Working in a studio when one used to work in-house
This is a chalk drawing I made of Adelbert Hall—where I worked when I was Webmaster at Case Western Reserve University. The drawing was made at the Cleveland Museum of Art's annual Chalk Festival.
Once upon a time I was a client.
Sometime back in the last century I was a product marketer for what is now Thomson Reuters West. My job was to develop marketing campaigns to sell legal research products. I worked with editors and authors to understand the products, researched the competition, defined my target audience, developed my marketing plans, then communicated my needs to our in-house agency (and sometimes outside agencies). They would then write and design my catalog, postcard, brochure or whatever vehicle I had chosen for the project.
While the strategy was in my hands, design and copy were in theirs. But our mutual success depended on my guidance. I had the best results when I gave them the information they needed to fully understand the product and the key messages I wanted to convey. I might also suggest imagery, such as a photo of a book cover, or perhaps a shot of an interior page feature that helped illustrate a selling point. After that I left it up to their imagination to develop something compelling. The trick was to give them the information they needed to create without dictating how they should do their job. When we struck the right balance, everyone developed a feeling of ownership for their part of the project and we had successful results.
Sometimes I was the in-house agency.
During my years at West, I wore a variety of hats. One day our art director left. I'd worked closely with her, apprenticing in a way, so I stepped in to fill the gap until we hired a new one. Even after that I spent half of my time in the studio, designing book covers, ads, brochures, t-shirts, trade show displays, etc. Sometime during this period we were missing a copywriter. So I took to writing my own copy as well. It seemed to work. I even placed in the finals of an advertising competition for my headline "Bill is Braising Shrimp."

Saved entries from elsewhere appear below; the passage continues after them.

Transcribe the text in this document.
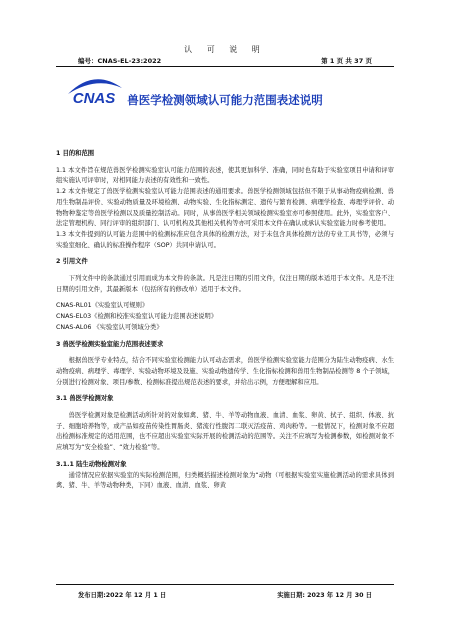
认 可 说 明
编号：CNAS-EL-23:2022	第 1 页 共 37 页
CNAS	兽医学检测领域认可能力范围表述说明

1 目的和范围

1.1 本文件旨在规范兽医学检测实验室认可能力范围的表述，使其更加科学、准确，同时也有助于实验室项目申请和评审组实施认可评审时，对相同能力表述的有效性和一致性。

1.2 本文件规定了兽医学检测实验室认可能力范围表述的通用要求。兽医学检测领域包括但不限于从事动物疫病检测、兽用生物制品评价、实验动物质量及环境检测、动物实验、生化指标测定、遗传与繁育检测、病理学检查、毒理学评价、动物物种鉴定等兽医学检测以及质量控制活动。同时，从事兽医学相关领域检测实验室亦可参照使用。此外，实验室客户、法定管理机构、同行评审的组织部门、认可机构及其他相关机构等亦可采用本文件在确认或承认实验室能力时参考使用。

1.3 本文件提到的认可能力范围中的检测标准应包含具体的检测方法，对于未包含具体检测方法的专业工具书等，必须与实验室细化、确认的标准操作程序（SOP）共同申请认可。

2 引用文件

下列文件中的条款通过引用而成为本文件的条款。凡是注日期的引用文件，仅注日期的版本适用于本文件。凡是不注日期的引用文件，其最新版本（包括所有的修改单）适用于本文件。

CNAS-RL01《实验室认可规则》

CNAS-EL03《检测和校准实验室认可能力范围表述说明》

CNAS-AL06 《实验室认可领域分类》

3 兽医学检测实验室能力范围表述要求

根据兽医学专业特点，结合不同实验室检测能力认可动态需求，兽医学检测实验室能力范围分为陆生动物疫病、水生动物疫病、病理学、毒理学、实验动物环境及设施、实验动物遗传学、生化指标检测和兽用生物制品检测等 8 个子领域，分别进行检测对象、项目/参数、检测标准提出规范表述的要求，并给出示例，方便理解和应用。

3.1 兽医学检测对象

兽医学检测对象是检测活动所针对的对象如禽、猪、牛、羊等动物血液、血清、血浆、卵黄、拭子、组织、体液、抗子、细胞培养物等，或产品如疫苗传染性胃肠炎、猪流行性腹泻二联灭活疫苗、鸡肉粉等。一般情况下，检测对象不应超出检测标准规定的适用范围，也不应超出实验室实际开展的检测活动的范围等。关注不应填写为检测参数，如检测对象不应填写为“安全检验”、“效力检验”等。

3.1.1 陆生动物检测对象

通常情况应依据实验室的实际检测范围，归类概括描述检测对象为“动物（可根据实验室实施检测活动的需求具体到禽、猪、牛、羊等动物种类，下同）血液、血清、血浆、卵黄

发布日期:2022 年 12 月 1 日	实施日期: 2023 年 12 月 30 日
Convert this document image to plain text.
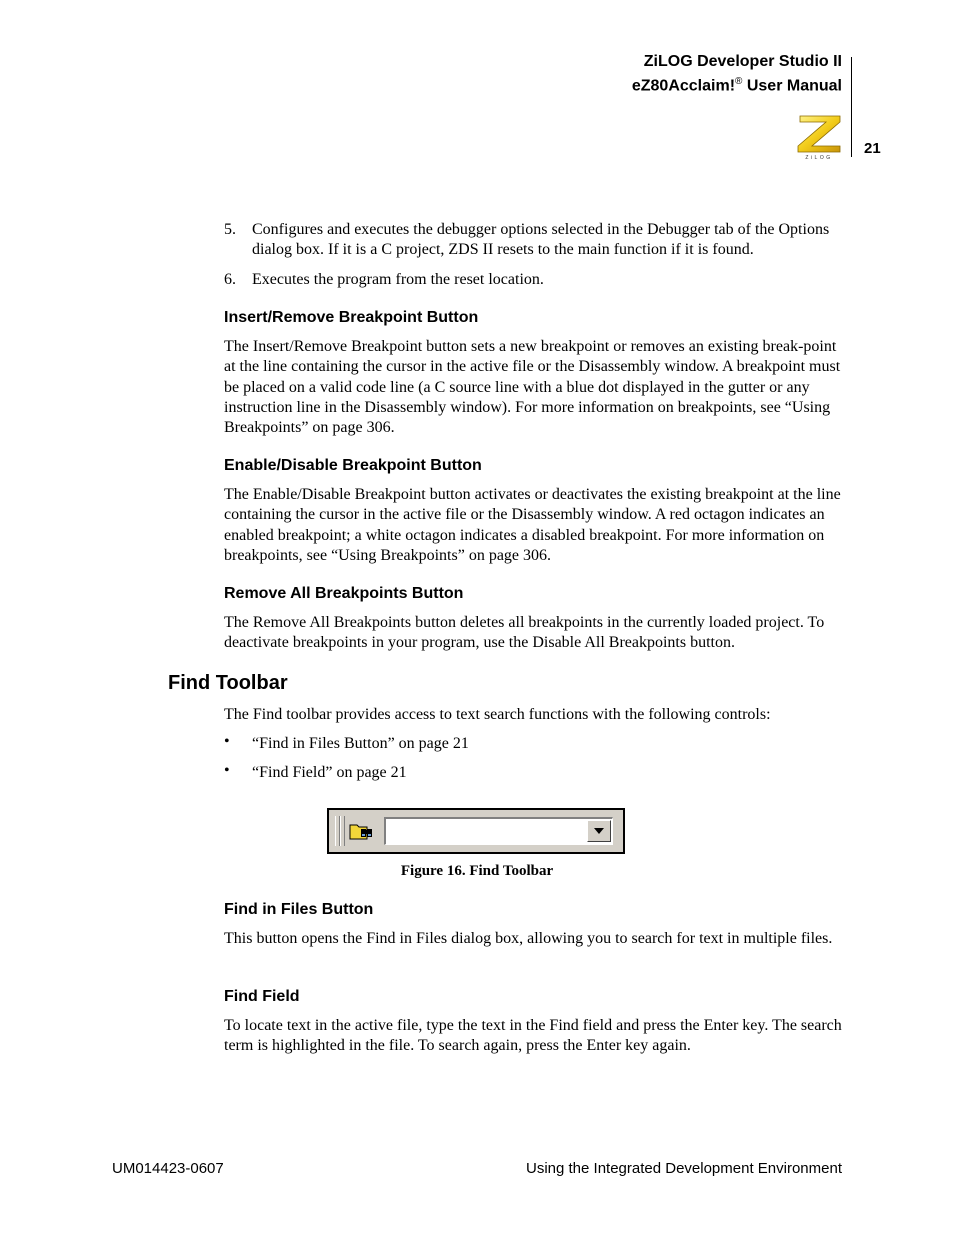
ZiLOG Developer Studio II
eZ80Acclaim!® User Manual
21
ZiLOG
5. Configures and executes the debugger options selected in the Debugger tab of the Options dialog box. If it is a C project, ZDS II resets to the main function if it is found.
6. Executes the program from the reset location.
Insert/Remove Breakpoint Button
The Insert/Remove Breakpoint button sets a new breakpoint or removes an existing break-point at the line containing the cursor in the active file or the Disassembly window. A breakpoint must be placed on a valid code line (a C source line with a blue dot displayed in the gutter or any instruction line in the Disassembly window). For more information on breakpoints, see “Using Breakpoints” on page 306.
Enable/Disable Breakpoint Button
The Enable/Disable Breakpoint button activates or deactivates the existing breakpoint at the line containing the cursor in the active file or the Disassembly window. A red octagon indicates an enabled breakpoint; a white octagon indicates a disabled breakpoint. For more information on breakpoints, see “Using Breakpoints” on page 306.
Remove All Breakpoints Button
The Remove All Breakpoints button deletes all breakpoints in the currently loaded project. To deactivate breakpoints in your program, use the Disable All Breakpoints button.
Find Toolbar
The Find toolbar provides access to text search functions with the following controls:
• “Find in Files Button” on page 21
• “Find Field” on page 21
Figure 16. Find Toolbar
Find in Files Button
This button opens the Find in Files dialog box, allowing you to search for text in multiple files.
Find Field
To locate text in the active file, type the text in the Find field and press the Enter key. The search term is highlighted in the file. To search again, press the Enter key again.
UM014423-0607	Using the Integrated Development Environment
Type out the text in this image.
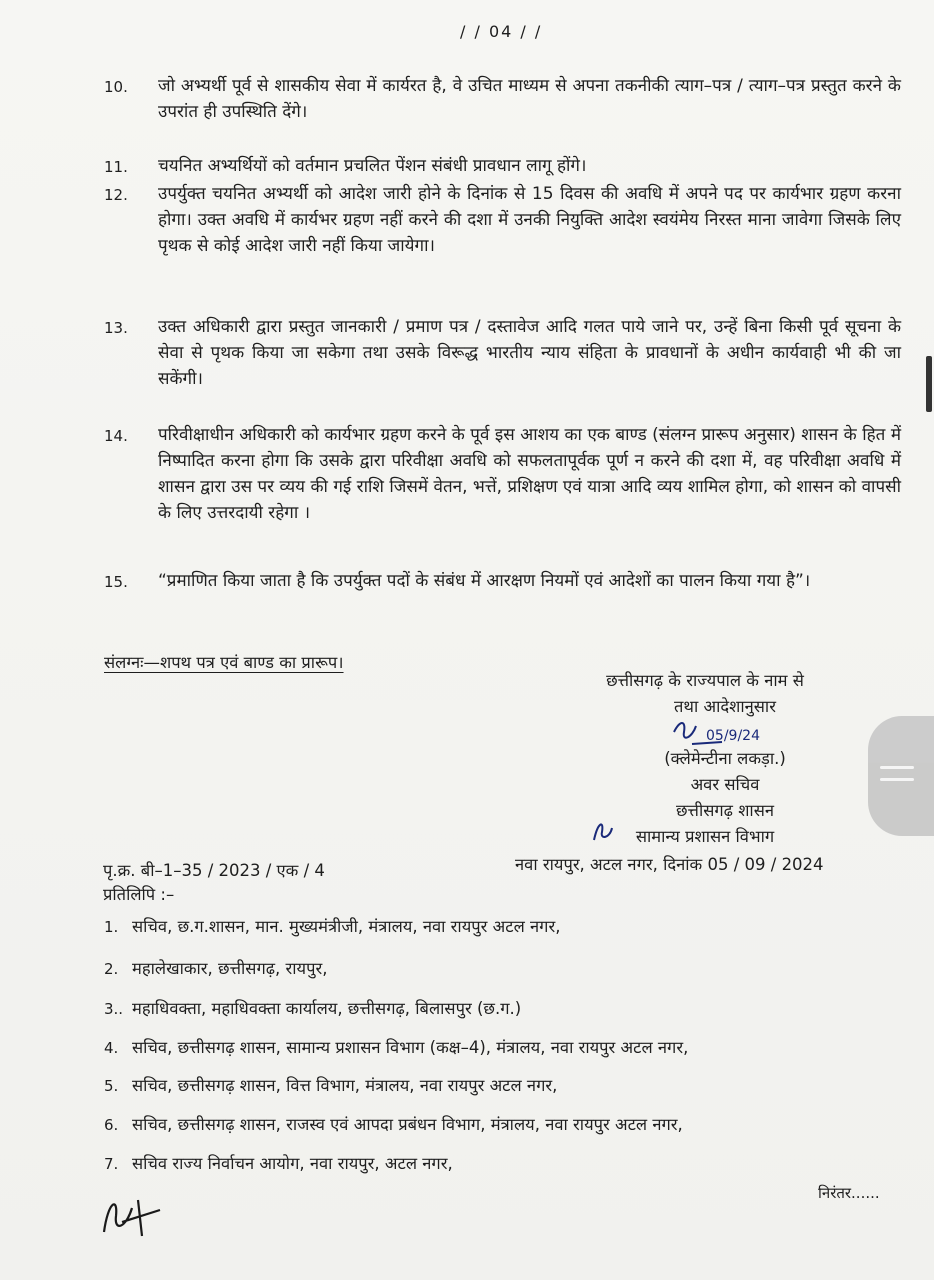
/ / 04 / /
10.	जो अभ्यर्थी पूर्व से शासकीय सेवा में कार्यरत है, वे उचित माध्यम से अपना तकनीकी त्याग–पत्र / त्याग–पत्र प्रस्तुत करने के उपरांत ही उपस्थिति देंगे।
11.	चयनित अभ्यर्थियों को वर्तमान प्रचलित पेंशन संबंधी प्रावधान लागू होंगे।
12.	उपर्युक्त चयनित अभ्यर्थी को आदेश जारी होने के दिनांक से 15 दिवस की अवधि में अपने पद पर कार्यभार ग्रहण करना होगा। उक्त अवधि में कार्यभर ग्रहण नहीं करने की दशा में उनकी नियुक्ति आदेश स्वयंमेय निरस्त माना जावेगा जिसके लिए पृथक से कोई आदेश जारी नहीं किया जायेगा।
13.	उक्त अधिकारी द्वारा प्रस्तुत जानकारी / प्रमाण पत्र / दस्तावेज आदि गलत पाये जाने पर, उन्हें बिना किसी पूर्व सूचना के सेवा से पृथक किया जा सकेगा तथा उसके विरूद्ध भारतीय न्याय संहिता के प्रावधानों के अधीन कार्यवाही भी की जा सकेंगी।
14.	परिवीक्षाधीन अधिकारी को कार्यभार ग्रहण करने के पूर्व इस आशय का एक बाण्ड (संलग्न प्रारूप अनुसार) शासन के हित में निष्पादित करना होगा कि उसके द्वारा परिवीक्षा अवधि को सफलतापूर्वक पूर्ण न करने की दशा में, वह परिवीक्षा अवधि में शासन द्वारा उस पर व्यय की गई राशि जिसमें वेतन, भत्तें, प्रशिक्षण एवं यात्रा आदि व्यय शामिल होगा, को शासन को वापसी के लिए उत्तरदायी रहेगा ।
15.	“प्रमाणित किया जाता है कि उपर्युक्त पदों के संबंध में आरक्षण नियमों एवं आदेशों का पालन किया गया है”।
संलग्नः—शपथ पत्र एवं बाण्ड का प्रारूप।
छत्तीसगढ़ के राज्यपाल के नाम से
तथा आदेशानुसार
05/9/24
(क्लेमेन्टीना लकड़ा.)
अवर सचिव
छत्तीसगढ़ शासन
सामान्य प्रशासन विभाग
पृ.क्र. बी–1–35 / 2023 / एक / 4	नवा रायपुर, अटल नगर, दिनांक 05 / 09 / 2024
प्रतिलिपि :–
1. सचिव, छ.ग.शासन, मान. मुख्यमंत्रीजी, मंत्रालय, नवा रायपुर अटल नगर,
2. महालेखाकार, छत्तीसगढ़, रायपुर,
3.. महाधिवक्ता, महाधिवक्ता कार्यालय, छत्तीसगढ़, बिलासपुर (छ.ग.)
4. सचिव, छत्तीसगढ़ शासन, सामान्य प्रशासन विभाग (कक्ष–4), मंत्रालय, नवा रायपुर अटल नगर,
5. सचिव, छत्तीसगढ़ शासन, वित्त विभाग, मंत्रालय, नवा रायपुर अटल नगर,
6. सचिव, छत्तीसगढ़ शासन, राजस्व एवं आपदा प्रबंधन विभाग, मंत्रालय, नवा रायपुर अटल नगर,
7. सचिव राज्य निर्वाचन आयोग, नवा रायपुर, अटल नगर,
निरंतर......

On to Academia and wearing more hats.
After I left West I landed at Case Western Reserve University. They needed someone who could build web sites, write and edit a newletter, and edit and design printed materials such as brochures and invitations. In that respect I was the in-house agency for our department. Armed with a Mac, a PC, digital camera and color printer, I could write articles for the alumni magazine, create posters promoting an event, update the Alumni web site, etc. As time went on I was spending more and more time building web sites, and less on printed matter. At this point I was transferred to University Marketing and Communications where I could focus entirely on the Web. Here our department functioned as the in-house agency to the whole university. We produced publications, handled media relations, conducted marketing campaigns and managed the Web. In addition to maintaining the main site and building sites for central departments, we also guided Web maintainers across campus. We also often hired outside agencies to build sites for special projects. So sometimes I was the vendor, other times I was the client. Playing both roles helped me to better understand how to serve my clients and to communicate with my vendors.
Now I'm at an agency.
Before I landed at designRoom Creative, I'd always worked in-house. When you do that you develop in-depth knowledge of your products, services and industry. Working at Case gave me the opportunity to learn about a variety of topics. While we were an in-house team, we worked with departments ranging from Music to Macromolecular Engineering. It was a good stepping stone to the variety of clients one meets on the agency side. In a given week at dRC, I may learn about everything from skull implants to greeting cards. I work with clients who are in a role similar to one I once played. They teach us about their products, their competitors, their customers, etc.; then we develop strategies and marketing materials to serve their goals.
What I've learned.
Now that I've been both client and vendor I've learned that it doesn't really matter which role one plays, as long as we all work together towards a common goal. Ideally, my experience helps me to understand the client perspective, though I learn more and more each day.
What about you?
What roles have you played? How has your role impacted your perspective?